Baby-scheme workplaces have attempted to solve this problem by having a “backup” caregiver to look after the baby while the parent is focusing or in a meeting, but this option raises a host of problems of its own. In particular: would co-workers feel co-opted into this babysitting role and unable to say no, particularly if the parent is their manager or senior to them? Babysitting is so far out of the regular office job description that it seems unfair to force people to pick up this duty.
Babies don’t just distract their parents, but all the other people around them. Such interruption seems particularly unfair for co-workers who either don’t like kids or don’t agree with having them at work. Should such staff feel that the introduction of small children means they’re unable to complete their own work as quickly or as to as high a quality, it’s likely to cause a backlash.

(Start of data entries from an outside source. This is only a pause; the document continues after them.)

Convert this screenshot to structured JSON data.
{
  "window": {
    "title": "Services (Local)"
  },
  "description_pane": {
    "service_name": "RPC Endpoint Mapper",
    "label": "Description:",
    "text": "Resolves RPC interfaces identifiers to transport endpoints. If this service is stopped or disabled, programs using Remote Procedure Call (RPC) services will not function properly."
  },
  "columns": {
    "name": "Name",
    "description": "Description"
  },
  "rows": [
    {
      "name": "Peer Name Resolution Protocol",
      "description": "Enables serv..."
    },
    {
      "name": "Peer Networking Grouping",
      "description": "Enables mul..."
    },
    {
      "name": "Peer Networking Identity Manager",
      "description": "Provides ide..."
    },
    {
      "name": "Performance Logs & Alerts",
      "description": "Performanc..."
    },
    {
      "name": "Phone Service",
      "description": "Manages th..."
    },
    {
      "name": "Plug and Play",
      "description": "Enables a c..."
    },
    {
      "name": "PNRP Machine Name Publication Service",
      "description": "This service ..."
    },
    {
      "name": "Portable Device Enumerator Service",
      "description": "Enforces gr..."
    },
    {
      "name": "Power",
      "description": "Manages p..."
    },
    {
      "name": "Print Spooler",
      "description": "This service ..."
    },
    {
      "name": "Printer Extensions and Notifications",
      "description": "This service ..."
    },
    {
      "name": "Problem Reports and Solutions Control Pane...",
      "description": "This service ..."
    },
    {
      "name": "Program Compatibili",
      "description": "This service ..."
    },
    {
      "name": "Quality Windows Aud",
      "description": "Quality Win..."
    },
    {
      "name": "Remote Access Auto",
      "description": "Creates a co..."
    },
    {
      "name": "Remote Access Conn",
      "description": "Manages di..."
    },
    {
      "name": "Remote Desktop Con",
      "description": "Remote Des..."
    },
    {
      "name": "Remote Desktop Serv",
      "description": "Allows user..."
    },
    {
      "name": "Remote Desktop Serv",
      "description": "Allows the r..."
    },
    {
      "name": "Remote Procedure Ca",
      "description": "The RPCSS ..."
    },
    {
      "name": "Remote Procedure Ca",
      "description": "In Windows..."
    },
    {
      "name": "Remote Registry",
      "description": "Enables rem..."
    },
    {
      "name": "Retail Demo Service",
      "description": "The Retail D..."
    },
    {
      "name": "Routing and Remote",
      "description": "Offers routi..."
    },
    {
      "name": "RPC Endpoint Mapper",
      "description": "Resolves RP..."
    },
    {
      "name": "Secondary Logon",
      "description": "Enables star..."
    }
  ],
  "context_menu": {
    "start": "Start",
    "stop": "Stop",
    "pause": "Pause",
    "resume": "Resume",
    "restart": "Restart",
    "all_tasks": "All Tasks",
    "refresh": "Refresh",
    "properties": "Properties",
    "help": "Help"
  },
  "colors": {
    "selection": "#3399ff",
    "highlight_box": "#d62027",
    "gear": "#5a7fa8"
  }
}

Luckily, this has a relatively simple solution: moving parents and babies to their own area or office and putting a ban on babies in meetings.
Babies don’t just cause disruption – they can cause actual damage, as anyone who has left a toddler alone with a crayon box will know. Curious kids let loose in the office could mess up files, pull things over, upchuck on staff and so forth.
It is impractical to insist parents never lets their attention wander from their child, but one solution could be to ban babies from the office once they get to the walking stage. This measure is already used by many baby-friendly companies, including Addison Lee. Similarly, the employer could reserve the right to ban particularly rowdy babies from the office altogether. Whether that would cause consternation from the badly-behaved babies’ parents is an open question.
Smart companies are always worrying about getting into a legal entanglement. Babies in the workplace add a whole new layer of complexity: what happens if one of them gets hurt? Could the employer be sued for negligence? Even if they couldn’t, such an at-fault incident could undoubtedly cause company morale to plummet.
The potential for inadvertent (or even intentional) harm is exacerbated if babies are routinely left in the care of their parents’ co-workers. Accidents happen, but if the parent blames the staff member for the incident, a spiral of persecution, demonization and even firings could result. Should such a thing happen, the negative aftershock on the whole office could be catastrophic.